In natural contests bodybuilders are routinely tested for illegal substances and are banned for any violations from future contests. Testing can be done on urine samples, but in many cases a less expensive polygraph (lie detector) test is performed instead. What qualifies as an "illegal" substance, in the sense that it is prohibited by regulatory bodies, varies between natural federations, and does not necessarily include only substances that are illegal under the laws of the relevant jurisdiction. Illegal Anabolic steroids, Prohormone and Diuretics, under widespread use by professional bodybuilders, are generally banned by natural organizations. Natural bodybuilding organizations include NANBF (North American Natural Bodybuilding Federation), and the NPA (Natural Physique Association). Natural bodybuilders assert that their method is more focused on competition and a healthier lifestyle than other forms of bodybuilding.
The first U.S. Women's National Physique Championship, promoted by Henry McGhee and held in Canton, Ohio in 1978, is generally regarded as the first true female bodybuilding contest - that is, the first contest where the entrants were judged solely on muscularity. In 1980 the first Ms. Olympia(initially known as the "Miss" Olympia), the most prestigious contest for professionals, was held. The first winner was Rachel McLish who had also won the NPC's USA Championship earlier in the year. The contest was a major turning point for the sport of women's bodybuilding. McLish inspired many future competitors to start training and competing. In 1985, a movie called Pumping Iron II: The Women was released. This film documented the preparation of several women for the 1983 Caesars Palace World Cup Championship. Competitors prominently featured in the film were Kris Alexander, Lori Bowen, Lydia Cheng, Carla Dunlap, Bev Francis, and Rachel McLish. At the time, Francis was actually a powerlifter, though she soon made a successful transition to bodybuilding, becoming one of the leading competitors of the late 1980s and early 1990s.

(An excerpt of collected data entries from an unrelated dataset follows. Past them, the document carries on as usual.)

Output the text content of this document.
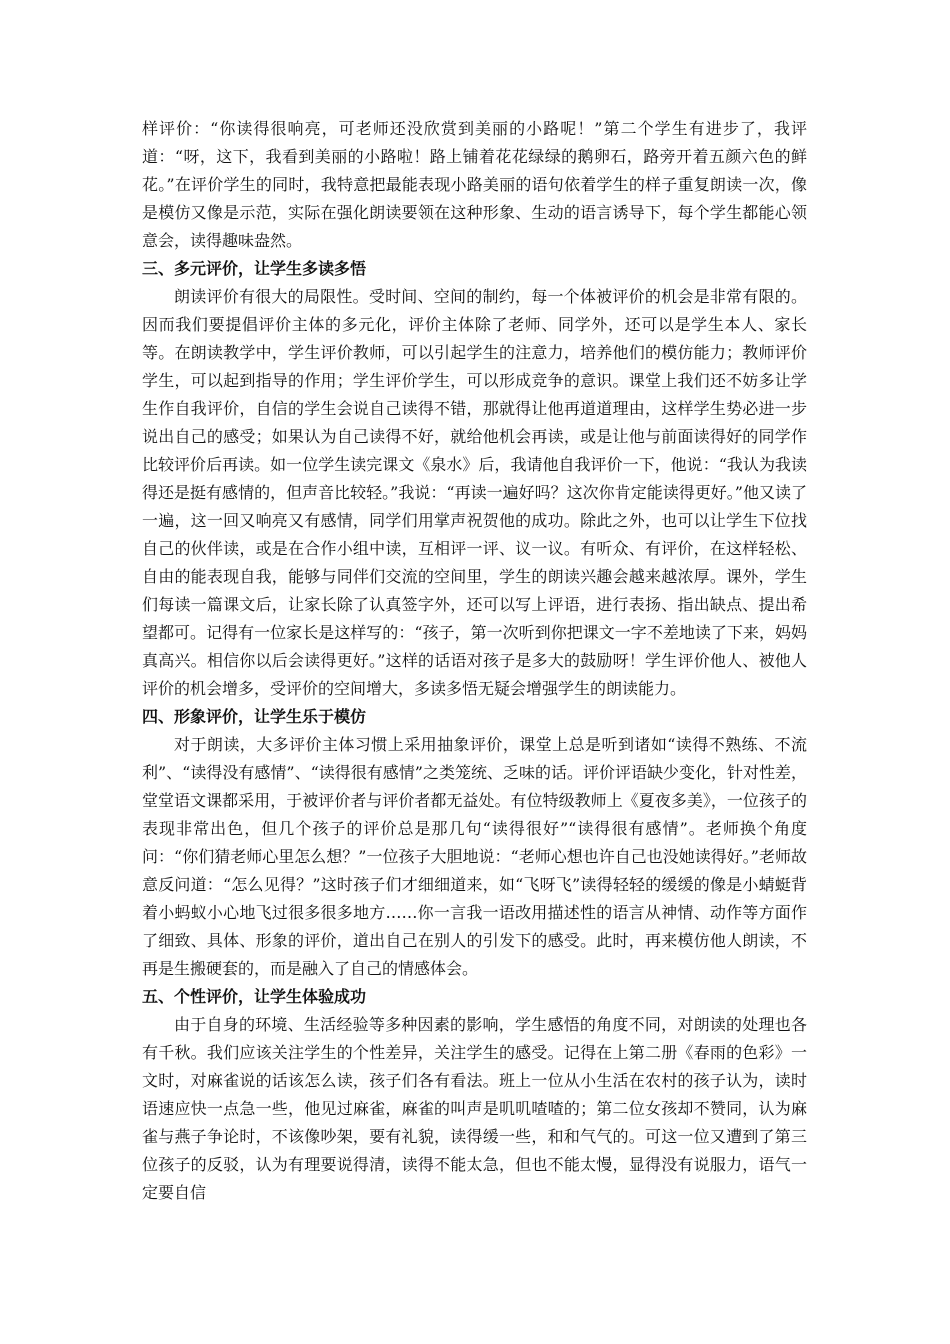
样评价：“你读得很响亮，可老师还没欣赏到美丽的小路呢！”第二个学生有进步了，我评道：“呀，这下，我看到美丽的小路啦！路上铺着花花绿绿的鹅卵石，路旁开着五颜六色的鲜花。”在评价学生的同时，我特意把最能表现小路美丽的语句依着学生的样子重复朗读一次，像是模仿又像是示范，实际在强化朗读要领在这种形象、生动的语言诱导下，每个学生都能心领意会，读得趣味盎然。

三、多元评价，让学生多读多悟

朗读评价有很大的局限性。受时间、空间的制约，每一个体被评价的机会是非常有限的。因而我们要提倡评价主体的多元化，评价主体除了老师、同学外，还可以是学生本人、家长等。在朗读教学中，学生评价教师，可以引起学生的注意力，培养他们的模仿能力；教师评价学生，可以起到指导的作用；学生评价学生，可以形成竞争的意识。课堂上我们还不妨多让学生作自我评价，自信的学生会说自己读得不错，那就得让他再道道理由，这样学生势必进一步说出自己的感受；如果认为自己读得不好，就给他机会再读，或是让他与前面读得好的同学作比较评价后再读。如一位学生读完课文《泉水》后，我请他自我评价一下，他说：“我认为我读得还是挺有感情的，但声音比较轻。”我说：“再读一遍好吗？这次你肯定能读得更好。”他又读了一遍，这一回又响亮又有感情，同学们用掌声祝贺他的成功。除此之外，也可以让学生下位找自己的伙伴读，或是在合作小组中读，互相评一评、议一议。有听众、有评价，在这样轻松、自由的能表现自我，能够与同伴们交流的空间里，学生的朗读兴趣会越来越浓厚。课外，学生们每读一篇课文后，让家长除了认真签字外，还可以写上评语，进行表扬、指出缺点、提出希望都可。记得有一位家长是这样写的：“孩子，第一次听到你把课文一字不差地读了下来，妈妈真高兴。相信你以后会读得更好。”这样的话语对孩子是多大的鼓励呀！学生评价他人、被他人评价的机会增多，受评价的空间增大，多读多悟无疑会增强学生的朗读能力。

四、形象评价，让学生乐于模仿

对于朗读，大多评价主体习惯上采用抽象评价，课堂上总是听到诸如“读得不熟练、不流利”、“读得没有感情”、“读得很有感情”之类笼统、乏味的话。评价评语缺少变化，针对性差，堂堂语文课都采用，于被评价者与评价者都无益处。有位特级教师上《夏夜多美》，一位孩子的表现非常出色，但几个孩子的评价总是那几句“读得很好”“读得很有感情”。老师换个角度问：“你们猜老师心里怎么想？”一位孩子大胆地说：“老师心想也许自己也没她读得好。”老师故意反问道：“怎么见得？”这时孩子们才细细道来，如“飞呀飞”读得轻轻的缓缓的像是小蜻蜓背着小蚂蚁小心地飞过很多很多地方……你一言我一语改用描述性的语言从神情、动作等方面作了细致、具体、形象的评价，道出自己在别人的引发下的感受。此时，再来模仿他人朗读，不再是生搬硬套的，而是融入了自己的情感体会。

五、个性评价，让学生体验成功

由于自身的环境、生活经验等多种因素的影响，学生感悟的角度不同，对朗读的处理也各有千秋。我们应该关注学生的个性差异，关注学生的感受。记得在上第二册《春雨的色彩》一文时，对麻雀说的话该怎么读，孩子们各有看法。班上一位从小生活在农村的孩子认为，读时语速应快一点急一些，他见过麻雀，麻雀的叫声是叽叽喳喳的；第二位女孩却不赞同，认为麻雀与燕子争论时，不该像吵架，要有礼貌，读得缓一些，和和气气的。可这一位又遭到了第三位孩子的反驳，认为有理要说得清，读得不能太急，但也不能太慢，显得没有说服力，语气一定要自信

In recent years, the related areas of fitness and figure competition have gained in popularity, surpassing that of female bodybuilding, and have provided an alternative for women who choose not to develop the level of muscularity necessary for bodybuilding. Rachel McLish would closely resemble what is thought of today as a fitness and figure competitor instead of what is now considered a female bodybuilder. Fitness competitions also have a gymnastic element to them.